Zinc Media’s creative director on shooting deeply personal talent-led content

Ian Wright: Home Truths

Emma Hindley, creative director at UK-based factual production outfit Zinc Media Group, lifts the lid on helping celebrity talent open up about past traumas on Brook Lapping’s Ian Wright: Home Truths for BBC One and Films of Record’s BBC2 show David Harewood: Psychosis And Me.

Asking well-known people to tell you about some of the most painful events in their lives is difficult enough, but asking them to do that for a documentary that will be transmitted on TV and then streamed to millions is a whole different ball game.

My colleague, Roy Ackerman, was talking ideas with actor David Harewood on World Mental Health Day when he tweeted about an episode of psychosis he had when he was younger. After many more conversations, the doc was commissioned by the BBC and, luckily for me, Roy hired an amazing director, Wendie Ottewill, along with a brilliant producer, Olivia Isaacs. Roy was so busy delivering other shows at that point that I was brought in to take over as the exec to deliver the film.

David Harewood: Psychosis And Me

From the start, we made sure that we had a very robust duty of care built into the production – making sure that the team, and most importantly David, had really good independent psychological support.

Taking David back to people and places that he hadn’t seen for many years was both difficult and potentially risky for him. Wendie and Olivia worked around this, ever sensitive to David’s state of mind and the timing of when he felt robust enough.

As the edit started, Wendie kept him updated about what was in and what wasn’t, so his first viewing wasn’t too stressful. Once the film was ready, David watched it and thankfully he felt really good about it – that it was not just true to his experience, but perhaps just as important that it would help to shine a light on a very taboo subject.

Breaking taboos and sparking conversation

I come from a background of health care and social workers, no one in my family worked in TV and somehow I like to think that these docs, that are so important to me, are the result of growing up around that. So not long after this, I noticed an article about the fact that footballer Ian Wright had been the victim of psychological and physical violence when he was growing up. I emailed his agent and a long email conversation began.
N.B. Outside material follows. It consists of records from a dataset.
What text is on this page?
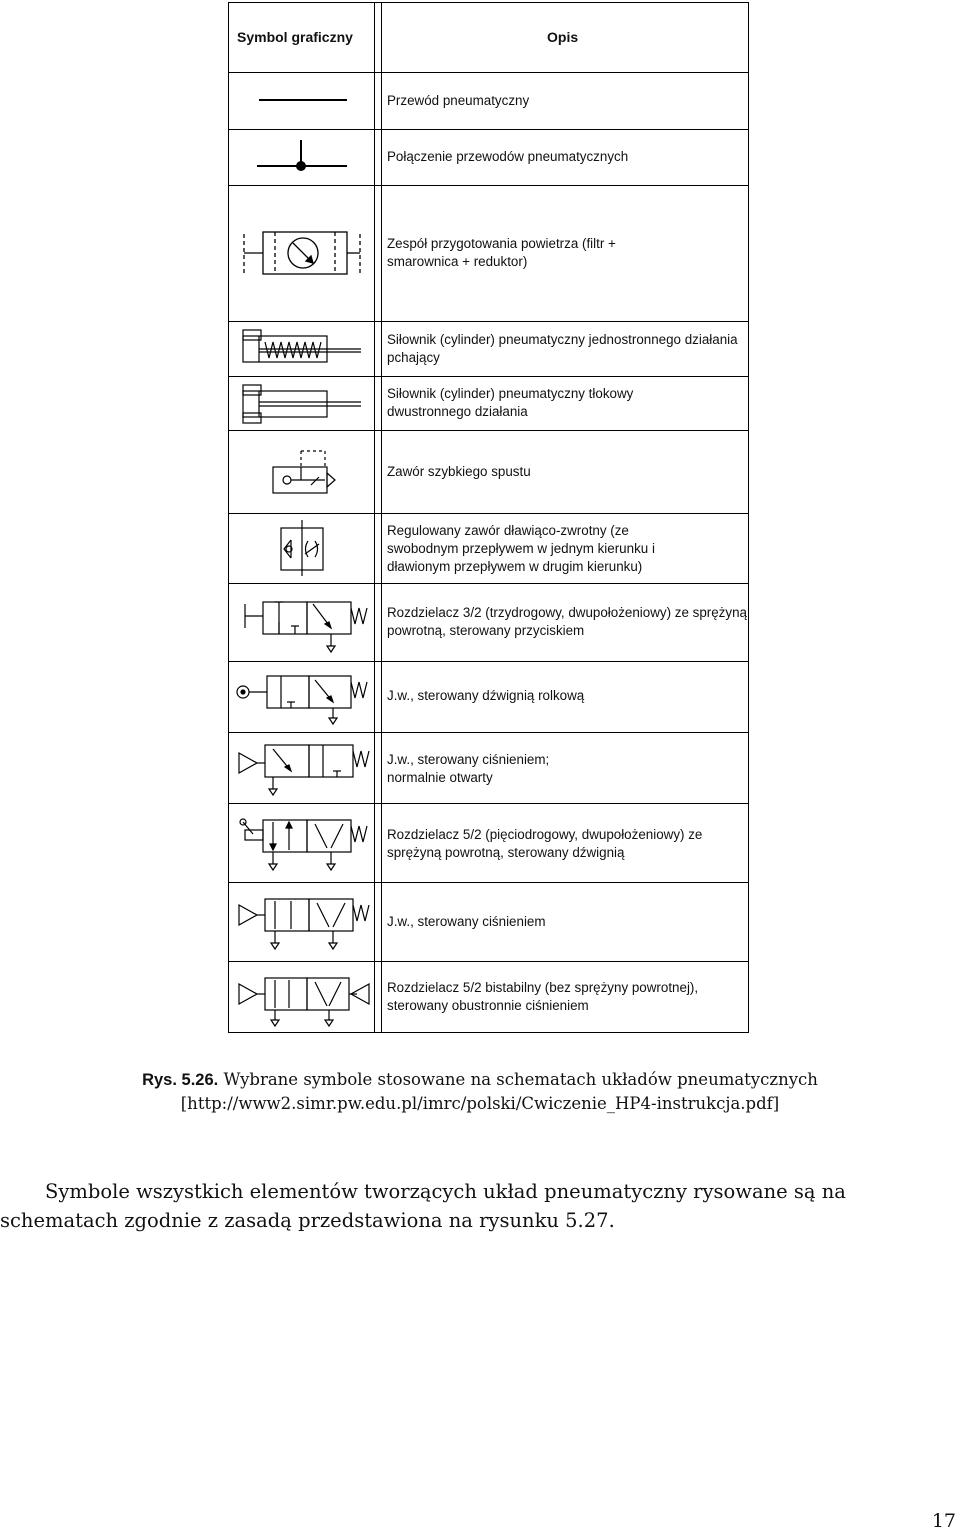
Symbol graficzny	Opis
Przewód pneumatyczny
Połączenie przewodów pneumatycznych
Zespół przygotowania powietrza (filtr + smarownica + reduktor)
Siłownik (cylinder) pneumatyczny jednostronnego działania pchający
Siłownik (cylinder) pneumatyczny tłokowy dwustronnego działania
Zawór szybkiego spustu
Regulowany zawór dławiąco-zwrotny (ze swobodnym przepływem w jednym kierunku i dławionym przepływem w drugim kierunku)
Rozdzielacz 3/2 (trzydrogowy, dwupołożeniowy) ze sprężyną powrotną, sterowany przyciskiem
J.w., sterowany dźwignią rolkową
J.w., sterowany ciśnieniem; normalnie otwarty
Rozdzielacz 5/2 (pięciodrogowy, dwupołożeniowy) ze sprężyną powrotną, sterowany dźwignią
J.w., sterowany ciśnieniem
Rozdzielacz 5/2 bistabilny (bez sprężyny powrotnej), sterowany obustronnie ciśnieniem
Rys. 5.26. Wybrane symbole stosowane na schematach układów pneumatycznych
[http://www2.simr.pw.edu.pl/imrc/polski/Cwiczenie_HP4-instrukcja.pdf]
Symbole wszystkich elementów tworzących układ pneumatyczny rysowane są na
schematach zgodnie z zasadą przedstawiona na rysunku 5.27.
17
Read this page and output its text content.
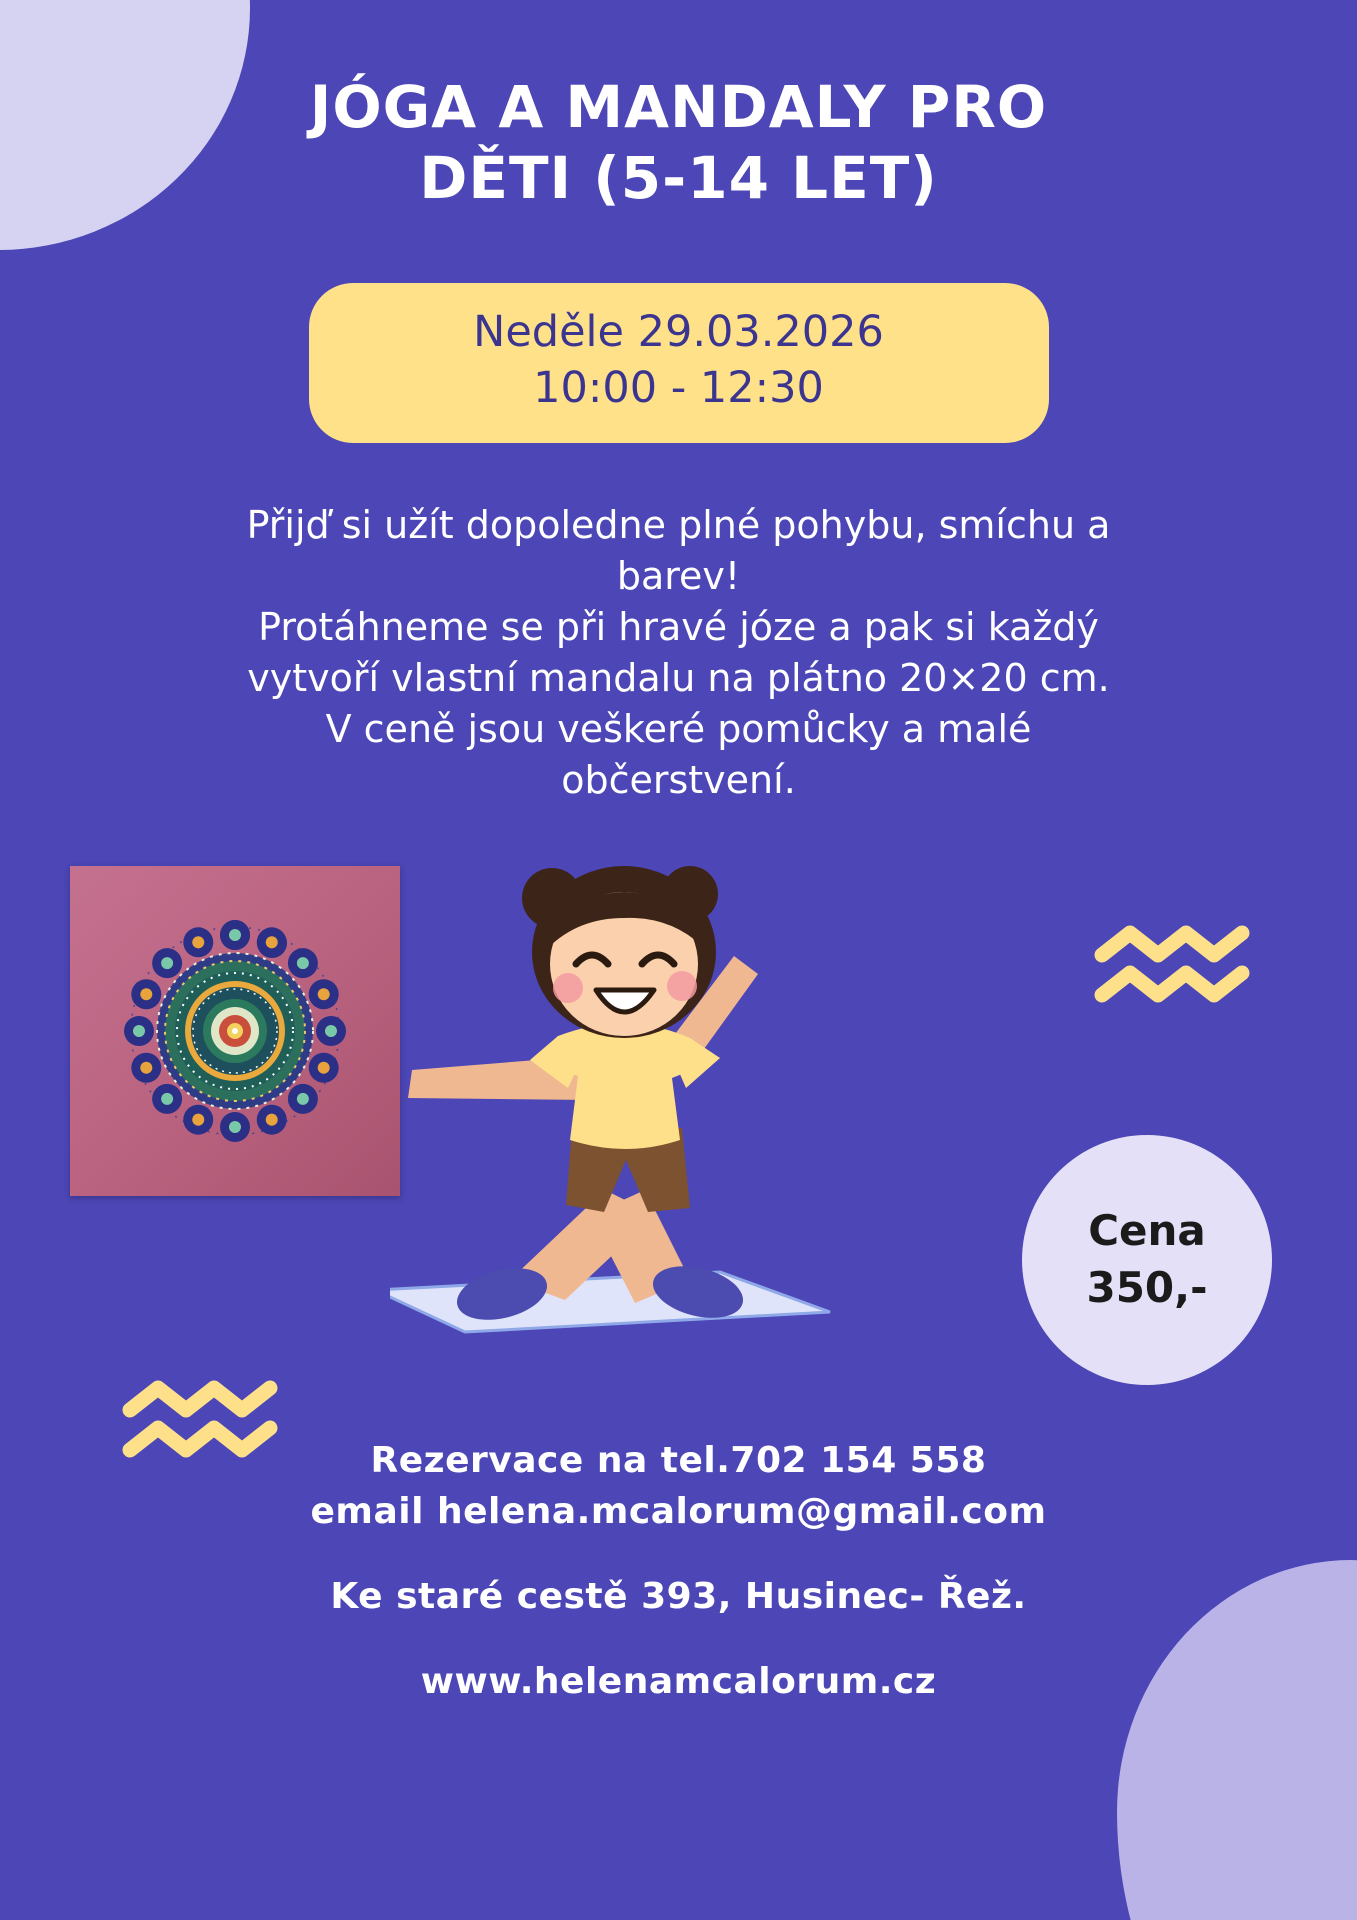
JÓGA A MANDALY PRO
DĚTI (5-14 LET)
Neděle 29.03.2026
10:00 - 12:30
Přijď si užít dopoledne plné pohybu, smíchu a
barev!
Protáhneme se při hravé józe a pak si každý
vytvoří vlastní mandalu na plátno 20×20 cm.
V ceně jsou veškeré pomůcky a malé
občerstvení.
Cena
350,-
Rezervace na tel.702 154 558
email helena.mcalorum@gmail.com
Ke staré cestě 393, Husinec- Řež.
www.helenamcalorum.cz
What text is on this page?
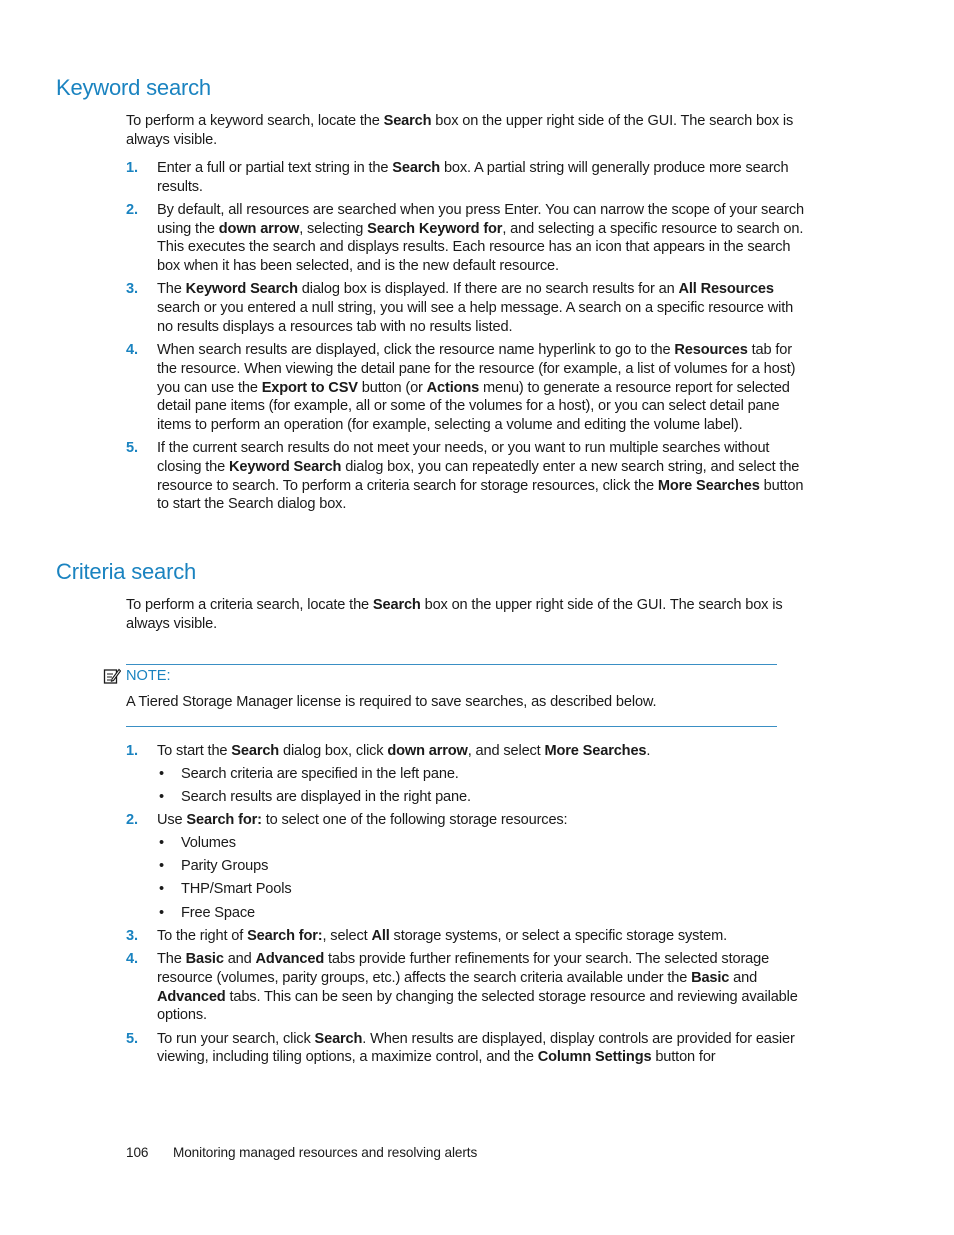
Keyword search

To perform a keyword search, locate the Search box on the upper right side of the GUI. The search box is always visible.

1. Enter a full or partial text string in the Search box. A partial string will generally produce more search results.
2. By default, all resources are searched when you press Enter. You can narrow the scope of your search using the down arrow, selecting Search Keyword for, and selecting a specific resource to search on. This executes the search and displays results. Each resource has an icon that appears in the search box when it has been selected, and is the new default resource.
3. The Keyword Search dialog box is displayed. If there are no search results for an All Resources search or you entered a null string, you will see a help message. A search on a specific resource with no results displays a resources tab with no results listed.
4. When search results are displayed, click the resource name hyperlink to go to the Resources tab for the resource. When viewing the detail pane for the resource (for example, a list of volumes for a host) you can use the Export to CSV button (or Actions menu) to generate a resource report for selected detail pane items (for example, all or some of the volumes for a host), or you can select detail pane items to perform an operation (for example, selecting a volume and editing the volume label).
5. If the current search results do not meet your needs, or you want to run multiple searches without closing the Keyword Search dialog box, you can repeatedly enter a new search string, and select the resource to search. To perform a criteria search for storage resources, click the More Searches button to start the Search dialog box.
Criteria search

To perform a criteria search, locate the Search box on the upper right side of the GUI. The search box is always visible.

NOTE:

A Tiered Storage Manager license is required to save searches, as described below.

1. To start the Search dialog box, click down arrow, and select More Searches.
• Search criteria are specified in the left pane.
• Search results are displayed in the right pane.
2. Use Search for: to select one of the following storage resources:
• Volumes
• Parity Groups
• THP/Smart Pools
• Free Space
3. To the right of Search for:, select All storage systems, or select a specific storage system.
4. The Basic and Advanced tabs provide further refinements for your search. The selected storage resource (volumes, parity groups, etc.) affects the search criteria available under the Basic and Advanced tabs. This can be seen by changing the selected storage resource and reviewing available options.
5. To run your search, click Search. When results are displayed, display controls are provided for easier viewing, including tiling options, a maximize control, and the Column Settings button for
106 Monitoring managed resources and resolving alerts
When Ian appeared on Desert Island Discs and talked about his childhood, I sensed that maybe he was now ready to make the doc.

Emma Hindley

In these early conversations, what was most important to Ian, as it had been with David, was that other people’s stories and experiences were woven into theirs and the motivation was always to get the widest possible audience to see it, so more conversations would become possible.

Equally important was making sure that we had a truly diverse team to make it with him and so once the hugely talented combination of director/shooter Dan Dewsbury, producer Charlene Osuagwu and my co-exec Anna Sadowy were on board, we all, including Ian, went on a very big trust building exercise. Ian had to decide for himself which elements of his own story he was happy to talk about and balancing his own family’s concerns around privacy were part of a constant, ongoing conversation.

There were things that, like David, he was surprised by and some of the revelations on camera, while difficult to experience, they were both hugely proud were included – whether it was David reading his own medical notes for the first time or Ian talking to a psychiatrist who tells him he had suffered severe trauma.

Again, for Ian, balancing his story with those of other people who experienced domestic abuse as children was perhaps the most important. Breaking taboos is hard if you’re the only one who’s doing it – starting a national conversation about painful personal experiences can only be done with others alongside you.